Берту не пришлось говорить с тетей. Он положил отрезанную косичку в корзинку для сандвичей. Беттина нашла ее и подняла переполох. Она испугалась, что меня похитили, а косичка — предупреждение от похитителей.

Я рассказала тете, что произошло. Она прижала меня к себе и заплакала. На этом эксперимент с моим выходом в народ закончился. Начиная со следующей недели я ходила в небольшую школу в Кенсингтоне. Девочки были одеты в красивые салатные платья и носили аккуратные банты. Все дружно завидовали моим коротким волосам, а на переменках мы обсуждали способы убедить родителей разрешить нам красить ногти и проколоть уши.

После смерти Р. Д. тетя сказала, что устала от вечеринок и званых обедов. Она хотела только лежать в кровати и читать. Тетя пообещала, что никогда больше не будет завивать волосы. К счастью, она не выполнила этой угрозы. Из дому она выбиралась крайне редко, поэтому проще было вызвать такси. Берту исполнилось семьдесят. Он достаточно одряхлел и в конце концов покинул нас. Купив небольшой уютный дом в Барнсе, Берт посвятил себя выращиванию георгинов. Я всегда помнила, как он поддержал меня в трудную минуту. Оглядываясь назад, я поняла, что первый опыт в школе научил меня очень многому. Я увидела, каково быть гонимым. Сочувствие к слабым стало важной частью моего характера.
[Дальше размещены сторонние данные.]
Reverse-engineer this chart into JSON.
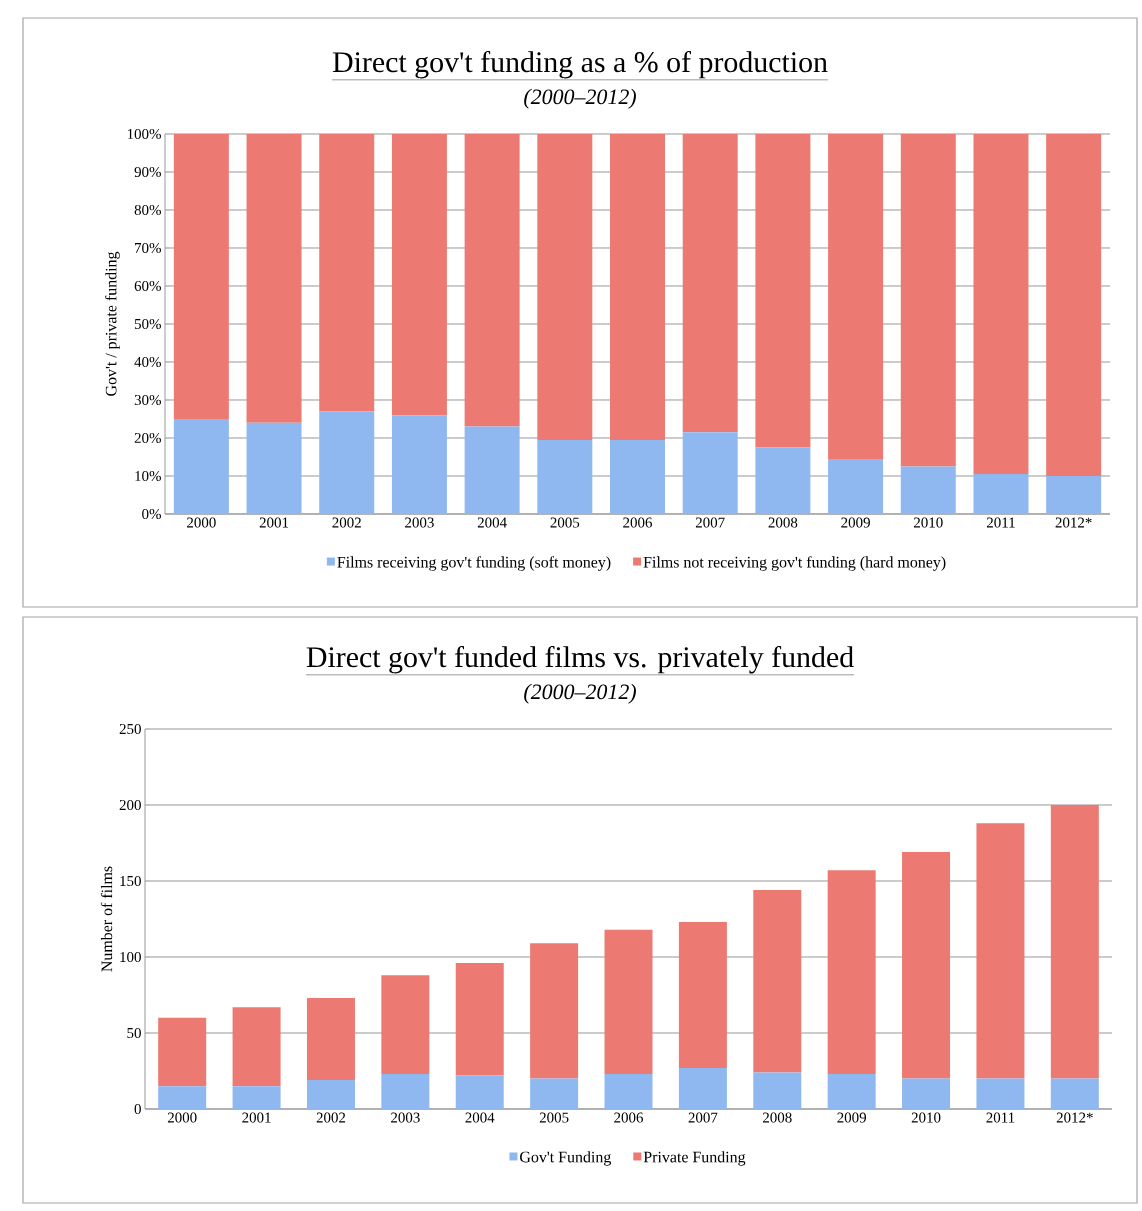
{
  "chart_data": [
    {
      "type": "bar",
      "title": "Direct gov't funding as a % of production",
      "subtitle": "(2000–2012)",
      "ylabel": "Gov't / private funding",
      "categories": [
        "2000",
        "2001",
        "2002",
        "2003",
        "2004",
        "2005",
        "2006",
        "2007",
        "2008",
        "2009",
        "2010",
        "2011",
        "2012*"
      ],
      "series": [
        {
          "name": "Films receiving gov't funding (soft money)",
          "color": "#8fb8f0",
          "values": [
            25,
            24,
            27,
            26,
            23,
            19.5,
            19.5,
            21.5,
            17.5,
            14.5,
            12.5,
            10.5,
            10
          ]
        },
        {
          "name": "Films not receiving gov't funding (hard money)",
          "color": "#ec7a72",
          "values": [
            75,
            76,
            73,
            74,
            77,
            80.5,
            80.5,
            78.5,
            82.5,
            85.5,
            87.5,
            89.5,
            90
          ]
        }
      ],
      "stacked": true,
      "ylim": [
        0,
        100
      ],
      "yticks": [
        {
          "value": 0,
          "label": "0%"
        },
        {
          "value": 10,
          "label": "10%"
        },
        {
          "value": 20,
          "label": "20%"
        },
        {
          "value": 30,
          "label": "30%"
        },
        {
          "value": 40,
          "label": "40%"
        },
        {
          "value": 50,
          "label": "50%"
        },
        {
          "value": 60,
          "label": "60%"
        },
        {
          "value": 70,
          "label": "70%"
        },
        {
          "value": 80,
          "label": "80%"
        },
        {
          "value": 90,
          "label": "90%"
        },
        {
          "value": 100,
          "label": "100%"
        }
      ],
      "grid": "y",
      "legend": "bottom"
    },
    {
      "type": "bar",
      "title": "Direct gov't funded films vs. privately funded",
      "subtitle": "(2000–2012)",
      "ylabel": "Number of films",
      "categories": [
        "2000",
        "2001",
        "2002",
        "2003",
        "2004",
        "2005",
        "2006",
        "2007",
        "2008",
        "2009",
        "2010",
        "2011",
        "2012*"
      ],
      "series": [
        {
          "name": "Gov't Funding",
          "color": "#8fb8f0",
          "values": [
            15,
            15,
            19,
            23,
            22,
            20,
            23,
            27,
            24,
            23,
            20,
            20,
            20
          ]
        },
        {
          "name": "Private Funding",
          "color": "#ec7a72",
          "values": [
            45,
            52,
            54,
            65,
            74,
            89,
            95,
            96,
            120,
            134,
            149,
            168,
            180
          ]
        }
      ],
      "stacked": true,
      "ylim": [
        0,
        250
      ],
      "yticks": [
        0,
        50,
        100,
        150,
        200,
        250
      ],
      "grid": "y",
      "legend": "bottom"
    }
  ]
}
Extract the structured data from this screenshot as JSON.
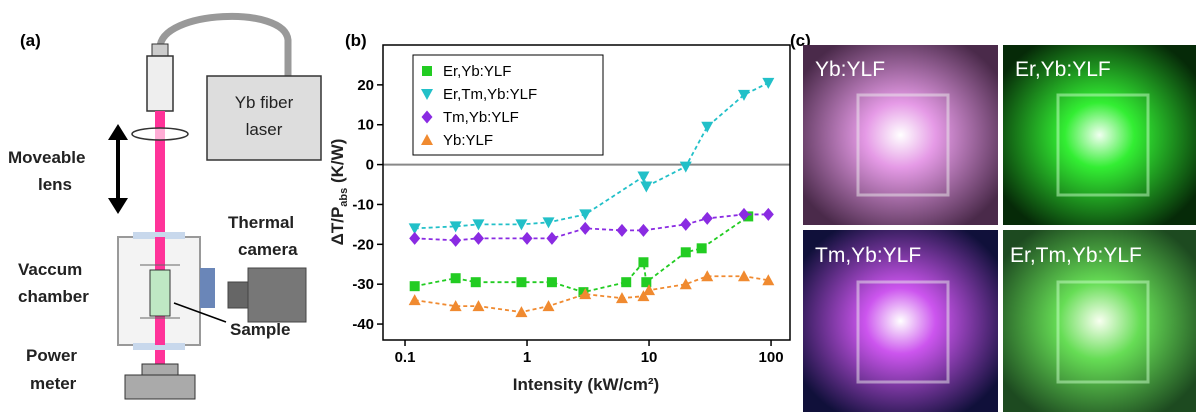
{
  "panel_a": {
    "label": "(a)",
    "laser": [
      "Yb fiber",
      "laser"
    ],
    "lens": [
      "Moveable",
      "lens"
    ],
    "chamber": [
      "Vaccum",
      "chamber"
    ],
    "camera": [
      "Thermal",
      "camera"
    ],
    "sample": "Sample",
    "meter": [
      "Power",
      "meter"
    ]
  },
  "chart_data": {
    "type": "scatter",
    "panel_label": "(b)",
    "xlabel": "Intensity (kW/cm²)",
    "ylabel": {
      "main": "ΔT/P",
      "sub": "abs",
      "unit": " (K/W)"
    },
    "xlog": true,
    "xlim": [
      0.066,
      143
    ],
    "ylim": [
      -44,
      30
    ],
    "xticks": [
      0.1,
      1,
      10,
      100
    ],
    "yticks": [
      -40,
      -30,
      -20,
      -10,
      0,
      10,
      20
    ],
    "reference_line": 0,
    "legend": "upper left",
    "series": [
      {
        "name": "Er,Yb:YLF",
        "color": "#22cc22",
        "marker": "square",
        "x": [
          0.12,
          0.26,
          0.38,
          0.9,
          1.6,
          2.9,
          6.5,
          9,
          9.5,
          20,
          27,
          65
        ],
        "values": [
          -30.5,
          -28.5,
          -29.5,
          -29.5,
          -29.5,
          -32,
          -29.5,
          -24.5,
          -29.5,
          -22,
          -21,
          -13
        ]
      },
      {
        "name": "Er,Tm,Yb:YLF",
        "color": "#22c0c8",
        "marker": "triangle-down",
        "x": [
          0.12,
          0.26,
          0.4,
          0.9,
          1.5,
          3,
          9,
          9.5,
          20,
          30,
          60,
          95
        ],
        "values": [
          -16,
          -15.5,
          -15,
          -15,
          -14.5,
          -12.5,
          -3,
          -5.5,
          -0.5,
          9.5,
          17.5,
          20.5
        ]
      },
      {
        "name": "Tm,Yb:YLF",
        "color": "#8a2be2",
        "marker": "diamond",
        "x": [
          0.12,
          0.26,
          0.4,
          1,
          1.6,
          3,
          6,
          9,
          20,
          30,
          60,
          95
        ],
        "values": [
          -18.5,
          -19,
          -18.5,
          -18.5,
          -18.5,
          -16,
          -16.5,
          -16.5,
          -15,
          -13.5,
          -12.5,
          -12.5
        ]
      },
      {
        "name": "Yb:YLF",
        "color": "#f08a30",
        "marker": "triangle-up",
        "x": [
          0.12,
          0.26,
          0.4,
          0.9,
          1.5,
          3,
          6,
          9,
          10,
          20,
          30,
          60,
          95
        ],
        "values": [
          -34,
          -35.5,
          -35.5,
          -37,
          -35.5,
          -32.5,
          -33.5,
          -33,
          -31.5,
          -30,
          -28,
          -28,
          -29
        ]
      }
    ]
  },
  "panel_c": {
    "label": "(c)",
    "photos": [
      "Yb:YLF",
      "Er,Yb:YLF",
      "Tm,Yb:YLF",
      "Er,Tm,Yb:YLF"
    ]
  }
}
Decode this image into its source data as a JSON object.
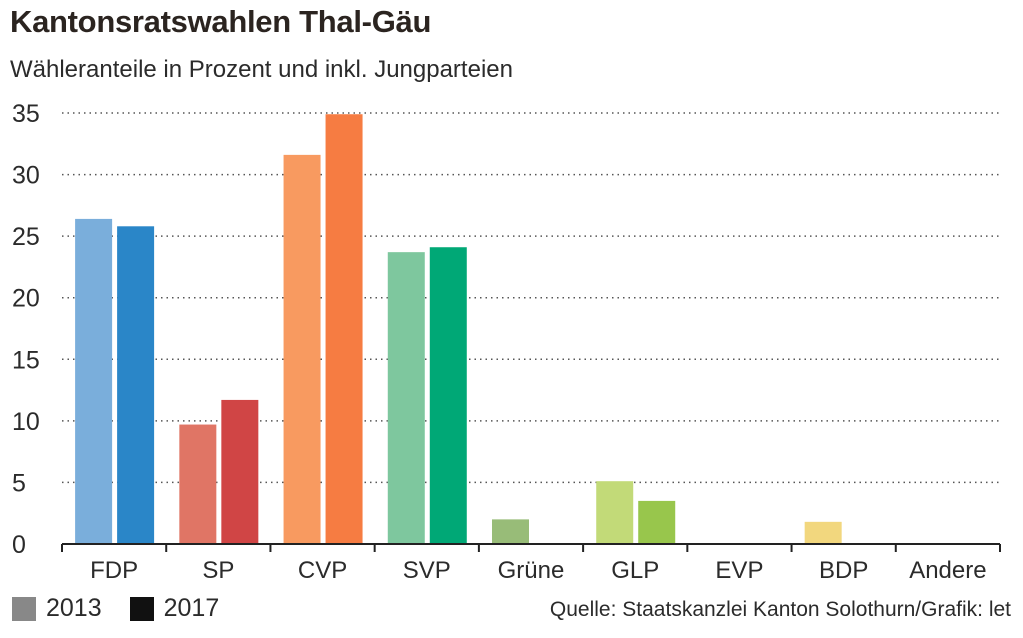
{
  "header": {
    "title": "Kantonsratswahlen Thal-Gäu",
    "subtitle": "Wähleranteile in Prozent und inkl. Jungparteien"
  },
  "legend": [
    {
      "label": "2013",
      "color": "#888888"
    },
    {
      "label": "2017",
      "color": "#111111"
    }
  ],
  "source": "Quelle: Staatskanzlei Kanton Solothurn/Grafik: let",
  "chart_data": {
    "type": "bar",
    "title": "Kantonsratswahlen Thal-Gäu",
    "subtitle": "Wähleranteile in Prozent und inkl. Jungparteien",
    "xlabel": "",
    "ylabel": "",
    "ylim": [
      0,
      35
    ],
    "yticks": [
      0,
      5,
      10,
      15,
      20,
      25,
      30,
      35
    ],
    "grid": true,
    "categories": [
      "FDP",
      "SP",
      "CVP",
      "SVP",
      "Grüne",
      "GLP",
      "EVP",
      "BDP",
      "Andere"
    ],
    "series": [
      {
        "name": "2013",
        "values": [
          26.4,
          9.7,
          31.6,
          23.7,
          2.0,
          5.1,
          0,
          1.8,
          0
        ]
      },
      {
        "name": "2017",
        "values": [
          25.8,
          11.7,
          34.9,
          24.1,
          0,
          3.5,
          0,
          0,
          0
        ]
      }
    ],
    "colors": [
      [
        "#7aaedb",
        "#2a86c8"
      ],
      [
        "#e07565",
        "#d04545"
      ],
      [
        "#f89a60",
        "#f67c42"
      ],
      [
        "#7ec79e",
        "#00a876"
      ],
      [
        "#98bc78",
        "#7aa85a"
      ],
      [
        "#c2da78",
        "#98c64c"
      ],
      [
        "#f0d080",
        "#e6c050"
      ],
      [
        "#f2d77e",
        "#e8c95a"
      ],
      [
        "#bbbbbb",
        "#888888"
      ]
    ]
  }
}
С тех пор как я покинула дом, даже такси стало для меня дорогим удовольствием. Я пыталась прожить исключительно на деньги, которые сама зарабатывала. Тетушка ежемесячно пополняла мой счет в банке, но я из принципа не притрагивалась к этим деньгам. Когда у меня было время, я ходила пешком. Когда я торопилась, приходилось подстраиваться под причуды общественного транспорта.

Прошлой осенью, кажется в октябре, я ехала в автобусе на встречу с кузиной Мирандой в «Ритце». Я читала «Ярмарку тщеславия» и была так увлечена похождениями Беки Шарп, что пропустила свою остановку. Я вышла из автобуса в абсолютно незнакомой мне части Лондона. Место называлось Толгейт-сквер. Окрестности казались серыми и безрадостными. Я шла вдоль улицы в надежде встретить кого-нибудь, кто сможет указать дорогу на Пикадилли. Дома по сторонам преобразились. Они уже не выглядели так уныло. Под слоем пыли мне удалось разглядеть их первозданную красоту, не испорченную викторианскими наслоениями. Я остановилась напротив дома с удивительно красивой дверной решеткой. Тонкие прутья сплетались в причудливый узор. Я любовалась строгостью линий. Неожиданно дверь приоткрылась. Из дома вышел человек. Он выглядел несколько странно. В тусклом свете его голова казалась огромной, но, приглядевшись, я увидела: у него на плече сидит обезьянка. Одной лапой она поглаживала щеку хозяина, другую держала во рту и сосала пальцы. Лицо мужчины было хмурым, глаза смотрели враждебно. Но я не испугалась. Меня успокаивала та преданность хозяину, которую демонстрировала обезьянка. Пирс, вероятно, высмеял бы меня за излишнюю сентиментальность, но обезьянка выглядела такой мудрой, что я не могла ей не поверить. Мужчина был одет в темный старомодный костюм с большими лацканами и длинными полами. Он был высокого роста и немного сутулился. На плечах у него была шерстяная шаль. Он смотрел на меня в упор. Я уже собиралась идти, когда он спросил:

— Вы ищете жилье?

— Да, — неожиданно ответила я.

После того как я покинула тетю, я снимала квартиру со Стеллой Партингтон в Кенсингтоне. Мы были ровесницы, но Стелла казалась на много лет меня старше. Она хорошо знала мужчин и была очень практичной. Несмотря на то, что мы были знакомы с детства, нам не о чем было говорить. К счастью, она часто пропадала по вечерам, оставляя меня одну.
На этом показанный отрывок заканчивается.